On "Everybody Hates Chris," LeRoi is happiest calling the shots on the set and managing the writers and crew.

"There are people who want to be in front of the audience, you can't stop them from being in front of a crowd," LeRoi said. "And I enjoy it but I didn't need it. Some people need that sort of attention. Martin [Lawrence] needs it. Bernie Mac needs it. Chris Rock needs it.... I actually preferred and needed to be in control or have control over the product.... I'd rather be the David Kelley of comedy than Eddie Murphy. I'm more suited to it."

Complementary talents

LeRoi's knack for unconventional comedy led him in the early '90s to Rock, a young stand-up comic who was also working the New York club scene.

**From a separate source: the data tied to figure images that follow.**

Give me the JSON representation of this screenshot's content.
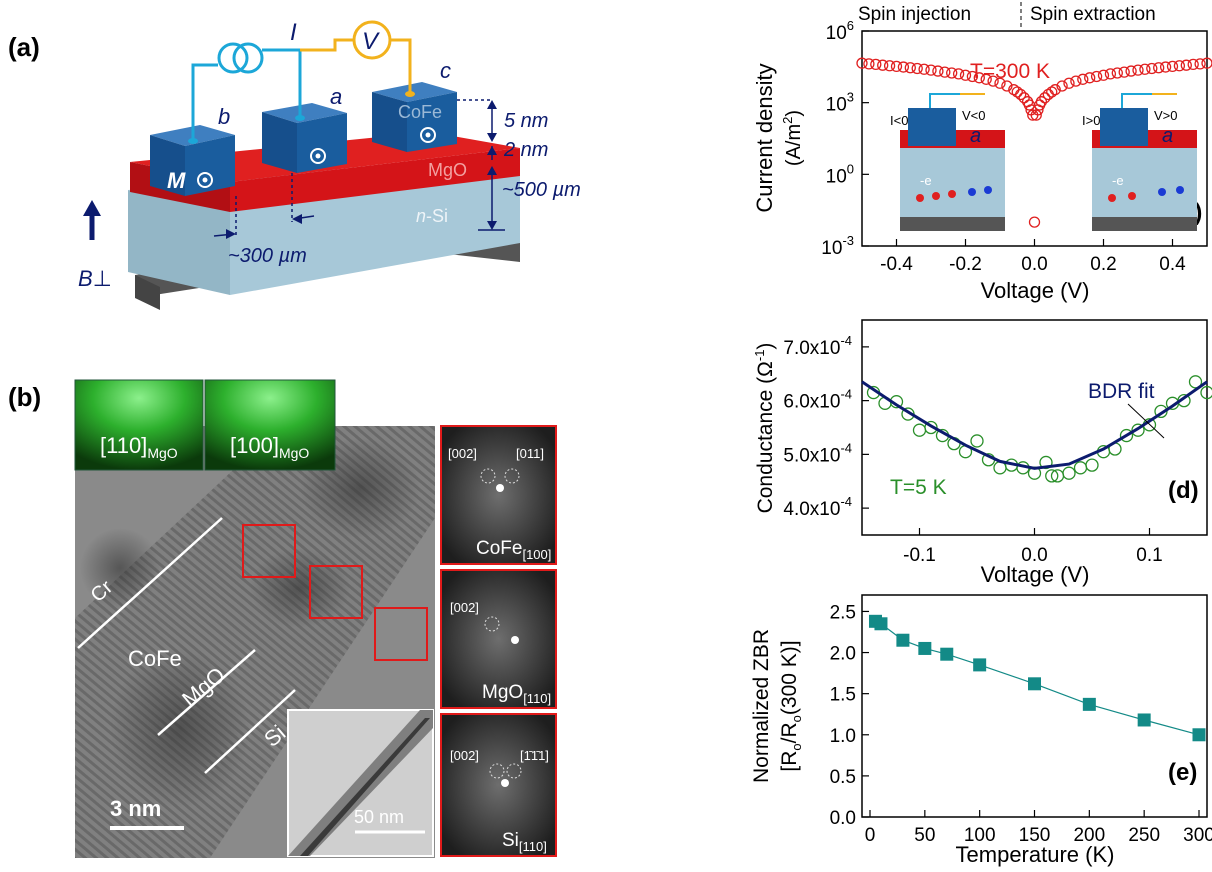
{
  "panels": {
    "a": {
      "label": "(a)",
      "meter_i": "I",
      "meter_v": "V",
      "contact_b": "b",
      "contact_a": "a",
      "contact_c": "c",
      "cofe": "CoFe",
      "mgo": "MgO",
      "nsi_n": "n",
      "nsi_si": "-Si",
      "m_label": "M",
      "dim_5nm": "5 nm",
      "dim_2nm": "2 nm",
      "dim_500um": "~500 µm",
      "dim_300um": "~300 µm",
      "b_field": "B⊥"
    },
    "b": {
      "label": "(b)",
      "rheed_1": "[110]",
      "rheed_1_sub": "MgO",
      "rheed_2": "[100]",
      "rheed_2_sub": "MgO",
      "layer_cr": "Cr",
      "layer_cofe": "CoFe",
      "layer_mgo": "MgO",
      "layer_si": "Si",
      "scale_main": "3 nm",
      "scale_inset": "50 nm",
      "fft": [
        {
          "name": "CoFe",
          "sub": "[100]",
          "spots": [
            "[002]",
            "[011]"
          ]
        },
        {
          "name": "MgO",
          "sub": "[110]",
          "spots": [
            "[002]"
          ]
        },
        {
          "name": "Si",
          "sub": "[110]",
          "spots": [
            "[002]",
            "[1̄1̄1]"
          ]
        }
      ]
    },
    "c": {
      "label": "(c)",
      "top_left": "Spin injection",
      "top_right": "Spin extraction",
      "annotation": "T=300 K",
      "xlabel": "Voltage (V)",
      "ylabel": "Current density",
      "ylabel_unit": "(A/m",
      "ylabel_unit_sup": "2",
      "ylabel_unit_end": ")",
      "inset_left": {
        "i": "I<0",
        "v": "V<0",
        "a": "a",
        "e": "-e"
      },
      "inset_right": {
        "i": "I>0",
        "v": "V>0",
        "a": "a",
        "e": "-e"
      },
      "xticks": [
        "-0.4",
        "-0.2",
        "0.0",
        "0.2",
        "0.4"
      ],
      "yticks": [
        {
          "base": "10",
          "exp": "6"
        },
        {
          "base": "10",
          "exp": "3"
        },
        {
          "base": "10",
          "exp": "0"
        },
        {
          "base": "10",
          "exp": "-3"
        }
      ]
    },
    "d": {
      "label": "(d)",
      "annotation": "T=5 K",
      "fit_label": "BDR fit",
      "xlabel": "Voltage (V)",
      "ylabel": "Conductance (Ω",
      "ylabel_sup": "-1",
      "ylabel_end": ")",
      "xticks": [
        "-0.1",
        "0.0",
        "0.1"
      ],
      "yticks": [
        "4.0x10",
        "5.0x10",
        "6.0x10",
        "7.0x10"
      ],
      "ytick_exp": "-4"
    },
    "e": {
      "label": "(e)",
      "xlabel": "Temperature (K)",
      "ylabel_1": "Normalized ZBR",
      "ylabel_2": "[R",
      "ylabel_2_sub1": "o",
      "ylabel_2_mid": "/R",
      "ylabel_2_sub2": "o",
      "ylabel_2_end": "(300 K)]",
      "xticks": [
        "0",
        "50",
        "100",
        "150",
        "200",
        "250",
        "300"
      ],
      "yticks": [
        "0.0",
        "0.5",
        "1.0",
        "1.5",
        "2.0",
        "2.5"
      ]
    }
  },
  "chart_data": [
    {
      "id": "c",
      "type": "scatter",
      "xlabel": "Voltage (V)",
      "ylabel": "Current density (A/m2)",
      "xlim": [
        -0.5,
        0.5
      ],
      "ylim": [
        0.001,
        1000000
      ],
      "yscale": "log",
      "x": [
        -0.5,
        -0.48,
        -0.46,
        -0.44,
        -0.42,
        -0.4,
        -0.38,
        -0.36,
        -0.34,
        -0.32,
        -0.3,
        -0.28,
        -0.26,
        -0.24,
        -0.22,
        -0.2,
        -0.18,
        -0.16,
        -0.14,
        -0.12,
        -0.1,
        -0.08,
        -0.06,
        -0.05,
        -0.04,
        -0.03,
        -0.02,
        -0.015,
        -0.01,
        -0.005,
        0.0,
        0.005,
        0.01,
        0.015,
        0.02,
        0.03,
        0.04,
        0.05,
        0.06,
        0.08,
        0.1,
        0.12,
        0.14,
        0.16,
        0.18,
        0.2,
        0.22,
        0.24,
        0.26,
        0.28,
        0.3,
        0.32,
        0.34,
        0.36,
        0.38,
        0.4,
        0.42,
        0.44,
        0.46,
        0.48,
        0.5
      ],
      "y": [
        45000,
        42000,
        40000,
        37000,
        35000,
        33000,
        31000,
        29000,
        27000,
        25000,
        23000,
        21000,
        19000,
        17500,
        16000,
        14000,
        12500,
        11000,
        9500,
        8000,
        6500,
        5000,
        3500,
        2800,
        2200,
        1600,
        1100,
        800,
        500,
        300,
        0.01,
        300,
        500,
        800,
        1100,
        1600,
        2200,
        2800,
        3500,
        5000,
        6500,
        8000,
        9500,
        11000,
        12500,
        14000,
        16000,
        17500,
        19000,
        21000,
        23000,
        25000,
        27000,
        29000,
        31000,
        33000,
        35000,
        37000,
        40000,
        42000,
        45000
      ]
    },
    {
      "id": "d",
      "type": "scatter",
      "xlabel": "Voltage (V)",
      "ylabel": "Conductance (Ω-1)",
      "xlim": [
        -0.15,
        0.15
      ],
      "ylim": [
        0.00035,
        0.00075
      ],
      "series": [
        {
          "name": "",
          "x": [
            -0.14,
            -0.13,
            -0.12,
            -0.11,
            -0.1,
            -0.09,
            -0.08,
            -0.07,
            -0.06,
            -0.05,
            -0.04,
            -0.03,
            -0.02,
            -0.01,
            0.0,
            0.01,
            0.015,
            0.02,
            0.03,
            0.04,
            0.05,
            0.06,
            0.07,
            0.08,
            0.09,
            0.1,
            0.11,
            0.12,
            0.13,
            0.14,
            0.15
          ],
          "y": [
            0.000615,
            0.000595,
            0.000598,
            0.000575,
            0.000545,
            0.00055,
            0.000535,
            0.00052,
            0.000505,
            0.000525,
            0.00049,
            0.000475,
            0.00048,
            0.000475,
            0.000465,
            0.000485,
            0.00046,
            0.00046,
            0.000465,
            0.000475,
            0.00048,
            0.000505,
            0.00051,
            0.000535,
            0.000545,
            0.000555,
            0.00058,
            0.000595,
            0.0006,
            0.000635,
            0.000615
          ]
        },
        {
          "name": "BDR fit",
          "x": [
            -0.15,
            -0.12,
            -0.09,
            -0.06,
            -0.03,
            0.0,
            0.03,
            0.06,
            0.09,
            0.12,
            0.15
          ],
          "y": [
            0.000635,
            0.000592,
            0.000553,
            0.000517,
            0.000487,
            0.000474,
            0.000482,
            0.00051,
            0.000548,
            0.00059,
            0.000635
          ]
        }
      ]
    },
    {
      "id": "e",
      "type": "line",
      "xlabel": "Temperature (K)",
      "ylabel": "Normalized ZBR [Ro/Ro(300 K)]",
      "xlim": [
        0,
        300
      ],
      "ylim": [
        0,
        2.7
      ],
      "x": [
        5,
        10,
        30,
        50,
        70,
        100,
        150,
        200,
        250,
        300
      ],
      "y": [
        2.38,
        2.35,
        2.15,
        2.05,
        1.98,
        1.85,
        1.62,
        1.37,
        1.18,
        1.0
      ]
    }
  ],
  "colors": {
    "cube_blue": "#1a5d9e",
    "mgo_red": "#d41418",
    "si_blue": "#a7c8d8",
    "dark_navy": "#0c1b6e",
    "curve_red": "#e02020",
    "green": "#2a8f2a",
    "teal": "#138a87",
    "cyan_wire": "#1ca7d8",
    "yellow_wire": "#f2b21d"
  }
}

"Mary Wong was the black equivalent of Monty Python," said Reggie Hudlin, president of BET and director of the "Everybody Hates Chris" pilot. "They were just brilliant conceptual geniuses. And Chris was becoming a brilliant public enemy of stand-up comics. So you had a group of guys from Chicago and another guy from Brooklyn, working different comedy, but both being very innovative and very cutting edge."

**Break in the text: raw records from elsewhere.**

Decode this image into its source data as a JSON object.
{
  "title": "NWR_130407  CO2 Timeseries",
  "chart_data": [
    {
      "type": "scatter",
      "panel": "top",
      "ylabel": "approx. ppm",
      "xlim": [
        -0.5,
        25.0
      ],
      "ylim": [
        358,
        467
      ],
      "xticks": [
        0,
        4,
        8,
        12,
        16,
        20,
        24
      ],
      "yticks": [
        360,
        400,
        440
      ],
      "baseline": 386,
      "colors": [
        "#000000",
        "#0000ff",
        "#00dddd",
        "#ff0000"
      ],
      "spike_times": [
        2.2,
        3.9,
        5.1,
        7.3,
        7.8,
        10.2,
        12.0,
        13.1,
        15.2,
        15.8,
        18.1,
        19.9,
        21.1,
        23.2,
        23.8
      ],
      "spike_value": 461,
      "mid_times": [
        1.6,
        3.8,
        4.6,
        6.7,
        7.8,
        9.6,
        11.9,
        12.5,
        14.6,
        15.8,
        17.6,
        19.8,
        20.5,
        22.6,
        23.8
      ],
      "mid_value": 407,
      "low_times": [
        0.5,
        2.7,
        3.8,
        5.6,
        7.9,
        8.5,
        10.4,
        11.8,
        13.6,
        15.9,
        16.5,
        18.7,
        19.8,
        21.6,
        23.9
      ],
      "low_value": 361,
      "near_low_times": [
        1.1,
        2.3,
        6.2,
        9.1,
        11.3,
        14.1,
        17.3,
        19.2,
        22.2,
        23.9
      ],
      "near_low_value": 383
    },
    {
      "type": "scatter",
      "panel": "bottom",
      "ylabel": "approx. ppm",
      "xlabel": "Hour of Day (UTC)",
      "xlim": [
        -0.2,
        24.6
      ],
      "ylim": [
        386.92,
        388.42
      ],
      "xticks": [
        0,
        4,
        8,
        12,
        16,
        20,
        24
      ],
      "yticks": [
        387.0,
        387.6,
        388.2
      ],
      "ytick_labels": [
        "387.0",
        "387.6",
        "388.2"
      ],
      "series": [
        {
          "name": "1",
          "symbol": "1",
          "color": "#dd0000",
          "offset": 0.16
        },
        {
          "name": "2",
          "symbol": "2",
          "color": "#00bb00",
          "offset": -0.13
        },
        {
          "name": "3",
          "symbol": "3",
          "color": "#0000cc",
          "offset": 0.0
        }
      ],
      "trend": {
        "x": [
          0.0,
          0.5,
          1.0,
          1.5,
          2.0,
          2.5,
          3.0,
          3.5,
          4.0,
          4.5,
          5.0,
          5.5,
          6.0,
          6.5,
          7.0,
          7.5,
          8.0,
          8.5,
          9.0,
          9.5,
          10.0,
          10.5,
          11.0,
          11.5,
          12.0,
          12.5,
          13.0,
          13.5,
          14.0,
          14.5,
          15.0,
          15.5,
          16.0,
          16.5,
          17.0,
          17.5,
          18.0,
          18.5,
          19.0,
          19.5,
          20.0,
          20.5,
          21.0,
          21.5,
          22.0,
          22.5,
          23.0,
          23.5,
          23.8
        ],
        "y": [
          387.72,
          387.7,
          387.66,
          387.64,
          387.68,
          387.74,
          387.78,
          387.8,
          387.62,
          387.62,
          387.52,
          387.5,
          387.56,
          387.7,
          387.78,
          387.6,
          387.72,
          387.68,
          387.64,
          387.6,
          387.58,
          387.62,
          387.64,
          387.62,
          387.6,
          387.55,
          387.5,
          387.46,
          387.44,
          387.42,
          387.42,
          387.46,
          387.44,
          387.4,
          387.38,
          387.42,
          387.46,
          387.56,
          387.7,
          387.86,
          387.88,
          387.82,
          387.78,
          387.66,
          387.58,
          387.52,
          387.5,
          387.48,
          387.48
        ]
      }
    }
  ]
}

After Rock became famous for his stint on "Saturday Night Live" and his HBO special, "Bring the Pain," he got a deal for his own HBO show, and he called LeRoi and Crouther to join the writing team, which also included Sykes.

"It just seemed like a really great match to me because they complemented each other in that they could convey the travails of being an intelligent black person with an eclectic sensibility," Hudlin said. "To love U2 and Ludacris equally, that's not everybody. But Chris and Ali were both that kind of person. They both understood what the working class was and at the same time had a refined sensibility."

LeRoi, who was writing for Mac and opening for him, attempted to do both jobs at the same time, but eventually left the road to focus on writing. In four seasons, "The Chris Rock Show" garnered five Emmy nominations and one win. "Out of all the writers, Ali and Chris tended to gravitate toward each other more because I think Ali is really great at executing other people's ideas, and he has great ideas of his own," Crouther said. "Ali is really a facilitator. He makes stuff happen....And Chris is very opinionated and Ali is good at being able to counter some of Chris' opinions and offer different opinions."